In the town of Pisac, we
visited unbelievable ruins and a huge market before continuing to
Ollantaytambo, where more evocative ruins sit perched
above a quaint little town. We sat at a cafe in the town square
over beers, playing cards with local children before taking a late
train to Machu Picchu Pueblo. Otherwise known as Aguas Calientes,
this is the closest civilization to Machu Picchu and caters to tourists
with dozens of cafes, shops and hotels. We stayed in Las
Rocas the first night, a simple place near the good restaurants,
and the staff made sure that we got up at the crack of dawn to get
to Machu Picchu, then at Gringo Bill's hostel the
second night, where we could relax in the spacious hostel after
our day at the ruins.
After
a windy bus ride from Aguas Calientes up the mountain, we arrived
at Machu Picchu at 6:30am and had a good four hours
to explore before the bigger tourist masses arrived.

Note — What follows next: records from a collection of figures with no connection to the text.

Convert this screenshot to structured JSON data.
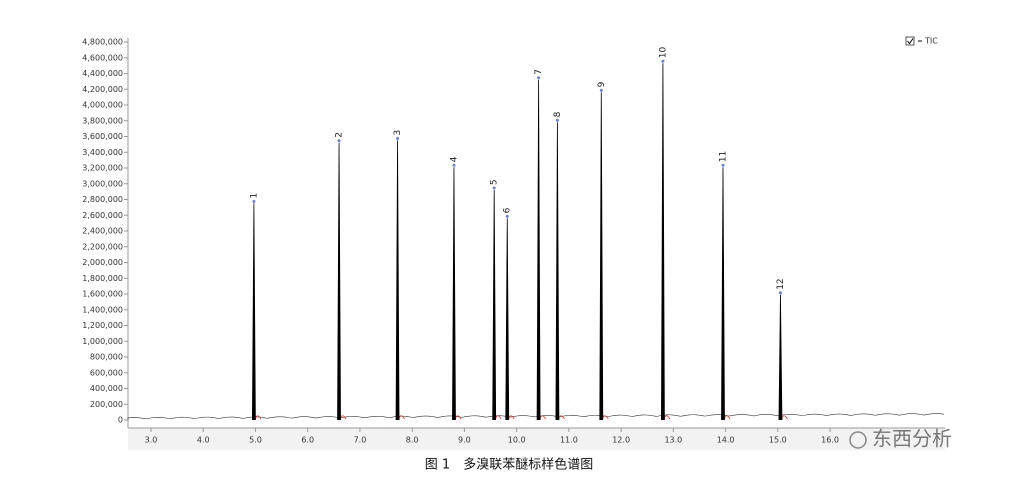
{
  "chart_data": {
    "type": "chromatogram",
    "caption": "图 1　多溴联苯醚标样色谱图",
    "watermark": "东西分析",
    "legend": "top-right",
    "series": [
      {
        "name": "TIC",
        "color": "#000000",
        "x": [
          4.97,
          6.6,
          7.72,
          8.8,
          9.57,
          9.82,
          10.42,
          10.78,
          11.62,
          12.8,
          13.95,
          15.05
        ],
        "values": [
          2750000,
          3520000,
          3550000,
          3210000,
          2920000,
          2560000,
          4320000,
          3780000,
          4160000,
          4530000,
          3210000,
          1590000
        ],
        "labels": [
          "1",
          "2",
          "3",
          "4",
          "5",
          "6",
          "7",
          "8",
          "9",
          "10",
          "11",
          "12"
        ]
      }
    ],
    "xlim": [
      2.56,
      18.2
    ],
    "xticks": [
      {
        "value": 3,
        "label": "3.0"
      },
      {
        "value": 4,
        "label": "4.0"
      },
      {
        "value": 5,
        "label": "5.0"
      },
      {
        "value": 6,
        "label": "6.0"
      },
      {
        "value": 7,
        "label": "7.0"
      },
      {
        "value": 8,
        "label": "8.0"
      },
      {
        "value": 9,
        "label": "9.0"
      },
      {
        "value": 10,
        "label": "10.0"
      },
      {
        "value": 11,
        "label": "11.0"
      },
      {
        "value": 12,
        "label": "12.0"
      },
      {
        "value": 13,
        "label": "13.0"
      },
      {
        "value": 14,
        "label": "14.0"
      },
      {
        "value": 15,
        "label": "15.0"
      },
      {
        "value": 16,
        "label": "16.0"
      }
    ],
    "ylim": [
      0,
      4800000
    ],
    "yticks": [
      0,
      {
        "value": 200000,
        "label": "200,000"
      },
      {
        "value": 400000,
        "label": "400,000"
      },
      {
        "value": 600000,
        "label": "600,000"
      },
      {
        "value": 800000,
        "label": "800,000"
      },
      {
        "value": 1000000,
        "label": "1,000,000"
      },
      {
        "value": 1200000,
        "label": "1,200,000"
      },
      {
        "value": 1400000,
        "label": "1,400,000"
      },
      {
        "value": 1600000,
        "label": "1,600,000"
      },
      {
        "value": 1800000,
        "label": "1,800,000"
      },
      {
        "value": 2000000,
        "label": "2,000,000"
      },
      {
        "value": 2200000,
        "label": "2,200,000"
      },
      {
        "value": 2400000,
        "label": "2,400,000"
      },
      {
        "value": 2600000,
        "label": "2,600,000"
      },
      {
        "value": 2800000,
        "label": "2,800,000"
      },
      {
        "value": 3000000,
        "label": "3,000,000"
      },
      {
        "value": 3200000,
        "label": "3,200,000"
      },
      {
        "value": 3400000,
        "label": "3,400,000"
      },
      {
        "value": 3600000,
        "label": "3,600,000"
      },
      {
        "value": 3800000,
        "label": "3,800,000"
      },
      {
        "value": 4000000,
        "label": "4,000,000"
      },
      {
        "value": 4200000,
        "label": "4,200,000"
      },
      {
        "value": 4400000,
        "label": "4,400,000"
      },
      {
        "value": 4600000,
        "label": "4,600,000"
      },
      {
        "value": 4800000,
        "label": "4,800,000"
      }
    ]
  }
}
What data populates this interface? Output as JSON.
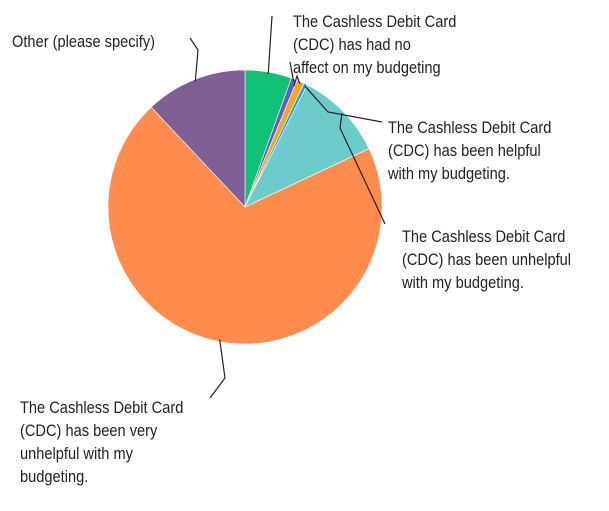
{
  "chart_data": {
    "type": "pie",
    "slices": [
      {
        "label": "The Cashless Debit Card (CDC) has had no affect on my budgeting",
        "lines": [
          "The Cashless Debit Card",
          "(CDC) has had no",
          "affect on my budgeting"
        ],
        "value": 5.5,
        "color": "#11c276"
      },
      {
        "label": "",
        "lines": [],
        "value": 0.7,
        "color": "#5b5fc7"
      },
      {
        "label": "",
        "lines": [],
        "value": 0.9,
        "color": "#f5a623"
      },
      {
        "label": "The Cashless Debit Card (CDC) has been helpful with my budgeting.",
        "lines": [
          "The Cashless Debit Card",
          "(CDC) has been helpful",
          "with my budgeting."
        ],
        "value": 0.4,
        "color": "#1f9de0"
      },
      {
        "label": "The Cashless Debit Card (CDC) has been unhelpful with my budgeting.",
        "lines": [
          "The Cashless Debit Card",
          "(CDC) has been unhelpful",
          "with my budgeting."
        ],
        "value": 10.5,
        "color": "#6ccbcb"
      },
      {
        "label": "The Cashless Debit Card (CDC) has been very unhelpful with my budgeting.",
        "lines": [
          "The Cashless Debit Card",
          "(CDC) has been very",
          "unhelpful with my",
          "budgeting."
        ],
        "value": 70.0,
        "color": "#ff8c4c"
      },
      {
        "label": "Other (please specify)",
        "lines": [
          "Other (please specify)"
        ],
        "value": 12.0,
        "color": "#7f5f96"
      }
    ],
    "legend": "none"
  }
}
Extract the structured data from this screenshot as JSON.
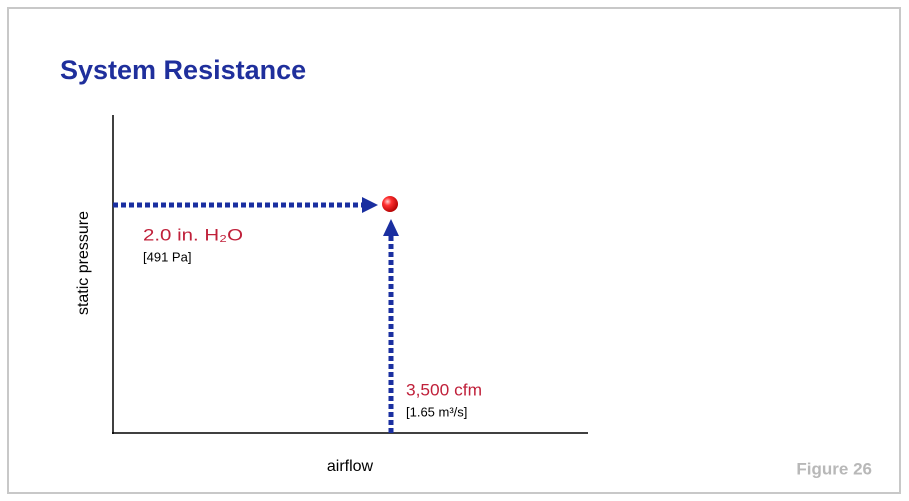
{
  "header": {
    "title": "System Resistance"
  },
  "axes": {
    "y_label": "static pressure",
    "x_label": "airflow"
  },
  "operating_point": {
    "pressure": {
      "primary": "2.0 in. H₂O",
      "secondary": "[491 Pa]"
    },
    "flow": {
      "primary": "3,500 cfm",
      "secondary": "[1.65 m³/s]"
    }
  },
  "footer": {
    "figure": "Figure 26"
  }
}
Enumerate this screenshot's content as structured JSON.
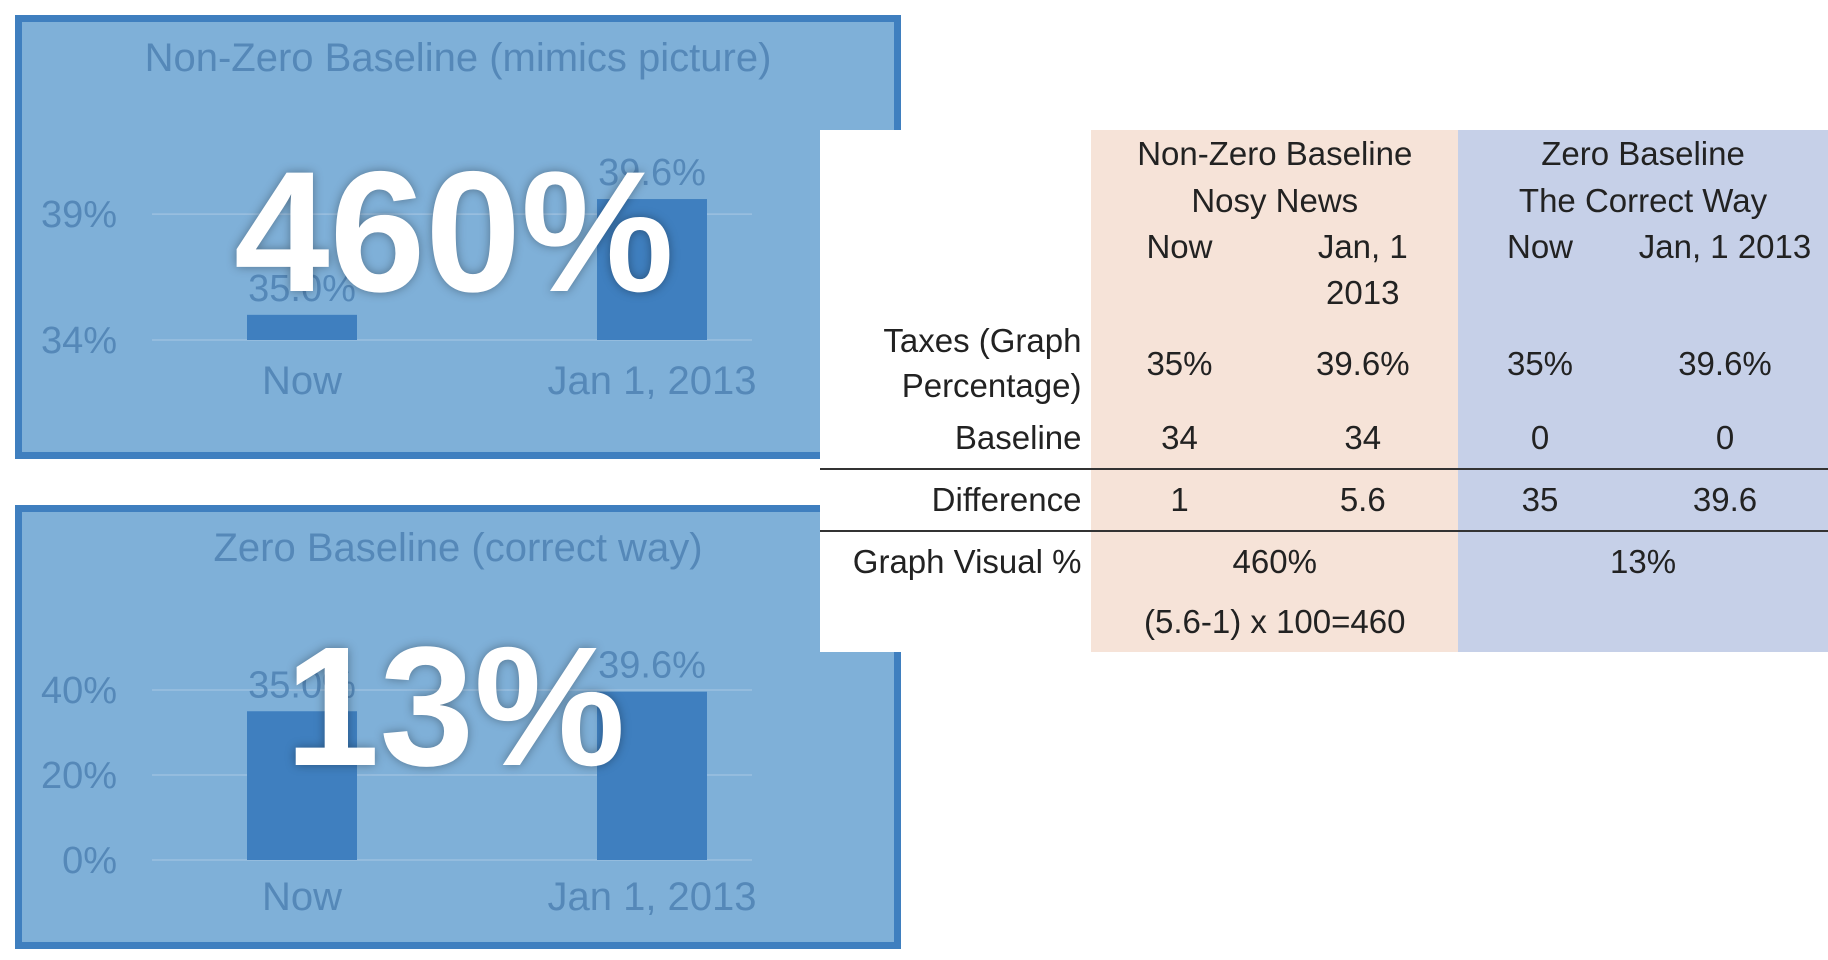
{
  "chart_data": [
    {
      "type": "bar",
      "title": "Non-Zero Baseline (mimics picture)",
      "categories": [
        "Now",
        "Jan 1, 2013"
      ],
      "values": [
        35.0,
        39.6
      ],
      "data_labels": [
        "35.0%",
        "39.6%"
      ],
      "ytick_labels": [
        "39%",
        "34%"
      ],
      "ytick_values": [
        39,
        34
      ],
      "ylim": [
        34,
        40
      ],
      "grid": true,
      "overlay_text": "460%",
      "bar_color": "#3f7fbf"
    },
    {
      "type": "bar",
      "title": "Zero Baseline (correct way)",
      "categories": [
        "Now",
        "Jan 1, 2013"
      ],
      "values": [
        35.0,
        39.6
      ],
      "data_labels": [
        "35.0%",
        "39.6%"
      ],
      "ytick_labels": [
        "40%",
        "20%",
        "0%"
      ],
      "ytick_values": [
        40,
        20,
        0
      ],
      "ylim": [
        0,
        40
      ],
      "grid": true,
      "overlay_text": "13%",
      "bar_color": "#3f7fbf"
    }
  ],
  "table": {
    "groups": [
      {
        "line1": "Non-Zero Baseline",
        "line2": "Nosy News",
        "color": "#f6e3d8"
      },
      {
        "line1": "Zero Baseline",
        "line2": "The Correct Way",
        "color": "#c6d0e8"
      }
    ],
    "subheaders": [
      {
        "line1": "Now",
        "line2": ""
      },
      {
        "line1": "Jan, 1",
        "line2": "2013"
      },
      {
        "line1": "Now",
        "line2": ""
      },
      {
        "line1": "Jan, 1 2013",
        "line2": ""
      }
    ],
    "rows": [
      {
        "label_line1": "Taxes (Graph",
        "label_line2": "Percentage)",
        "values": [
          "35%",
          "39.6%",
          "35%",
          "39.6%"
        ]
      },
      {
        "label": "Baseline",
        "values": [
          "34",
          "34",
          "0",
          "0"
        ]
      },
      {
        "label": "Difference",
        "values": [
          "1",
          "5.6",
          "35",
          "39.6"
        ]
      }
    ],
    "visual": {
      "label": "Graph Visual %",
      "non_zero": "460%",
      "zero": "13%"
    },
    "formula": "(5.6-1) x 100=460"
  }
}
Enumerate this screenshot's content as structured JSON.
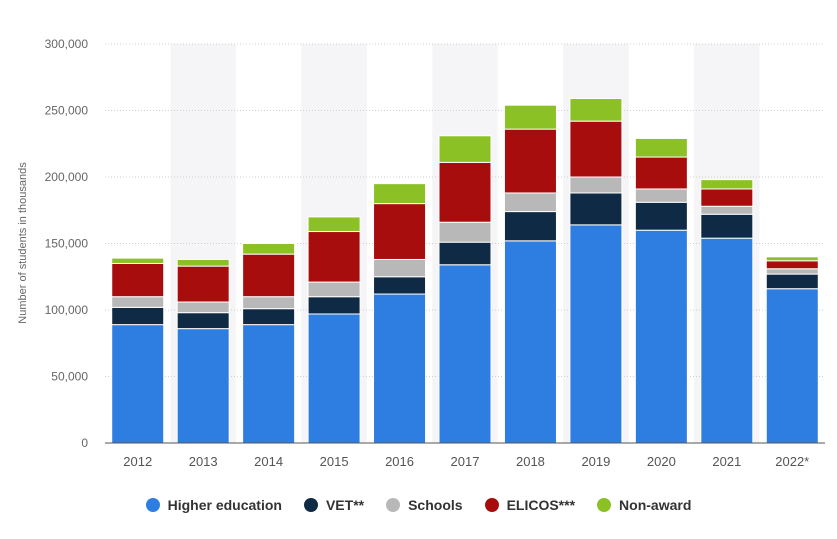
{
  "chart_data": {
    "type": "bar",
    "stacked": true,
    "title": "",
    "xlabel": "",
    "ylabel": "Number of students in thousands",
    "ylim": [
      0,
      300000
    ],
    "yticks": [
      0,
      50000,
      100000,
      150000,
      200000,
      250000,
      300000
    ],
    "ytick_labels": [
      "0",
      "50,000",
      "100,000",
      "150,000",
      "200,000",
      "250,000",
      "300,000"
    ],
    "categories": [
      "2012",
      "2013",
      "2014",
      "2015",
      "2016",
      "2017",
      "2018",
      "2019",
      "2020",
      "2021",
      "2022*"
    ],
    "series": [
      {
        "name": "Higher education",
        "color": "#2e7de0",
        "values": [
          89000,
          86000,
          89000,
          97000,
          112000,
          134000,
          152000,
          164000,
          160000,
          154000,
          116000
        ]
      },
      {
        "name": "VET**",
        "color": "#0f2a44",
        "values": [
          13000,
          12000,
          12000,
          13000,
          13000,
          17000,
          22000,
          24000,
          21000,
          18000,
          11000
        ]
      },
      {
        "name": "Schools",
        "color": "#b8b8b8",
        "values": [
          8000,
          8000,
          9000,
          11000,
          13000,
          15000,
          14000,
          12000,
          10000,
          6000,
          4000
        ]
      },
      {
        "name": "ELICOS***",
        "color": "#a80d0d",
        "values": [
          25000,
          27000,
          32000,
          38000,
          42000,
          45000,
          48000,
          42000,
          24000,
          13000,
          6000
        ]
      },
      {
        "name": "Non-award",
        "color": "#8bc124",
        "values": [
          4000,
          5000,
          8000,
          11000,
          15000,
          20000,
          18000,
          17000,
          14000,
          7000,
          3000
        ]
      }
    ],
    "grid": true,
    "legend_position": "bottom"
  }
}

Miguel, our
guide for two hours, took us around to each area, teaching us about
Incan culture in great detail. He was clearly very proud of his
ancient heritage, one where no man owned land, as the land only
belonged to Mother Earth. Brad and Jon climbed up to the top of
Huayna Picchu mountain peak, a gruelingly vertical hour climb, while
Bex wandered through the ruins' mazes. As for the ruins of Machu
Picchu themselves, how can we possibly explain? No matter how many
times you see the photos, postcards and brochures, it still knocks
you back when you see it in person. And after sitting amongst it's
ruins after four hours, you are still in a state of awe. In
a time of no machinery, these grand temples and ancient cities were
built by the Incas. Glassless windows were made to line up with
the sun's position on the winter and summer solstice and rooftop
rock 'sundials' served as calendars. Using
only sand, water and sun, massive stones and rocks were smoothed
and shaped to have interlocking grooves and trapezoidal shapes to
withstand earthquakes. Although these massive stones could only
be moved using smaller rounded rocks as wheels and ropes for leverage,
the Incas built these structures as high up the side of a mountain
as you could possibly imagine. And although they are called ruins,
many of these structures are still amazingly intact today. They're
not all ruined! So we tourists can huff and puff up the mountains
into the clouds at 3000 meters to try and imagine what life was
like back then...
Traveler
Tips:
**Yes,
another altitude tip: If you fly in to Cusco from sea level, plan
to do nothing for two days while you adjust to the altitude! We
were already adjusted to the altitude from traveling through Bolivia
and we were still winded from all the hills. The climbs around town
and especially in the ruins are very steep.
**Always
ask to see the 'tourist menu' in restaurants around Peru. For less
than the price of one dish, you'll have your choice of appetizer
and main course, plus dessert and drink. Usual price: about US$3.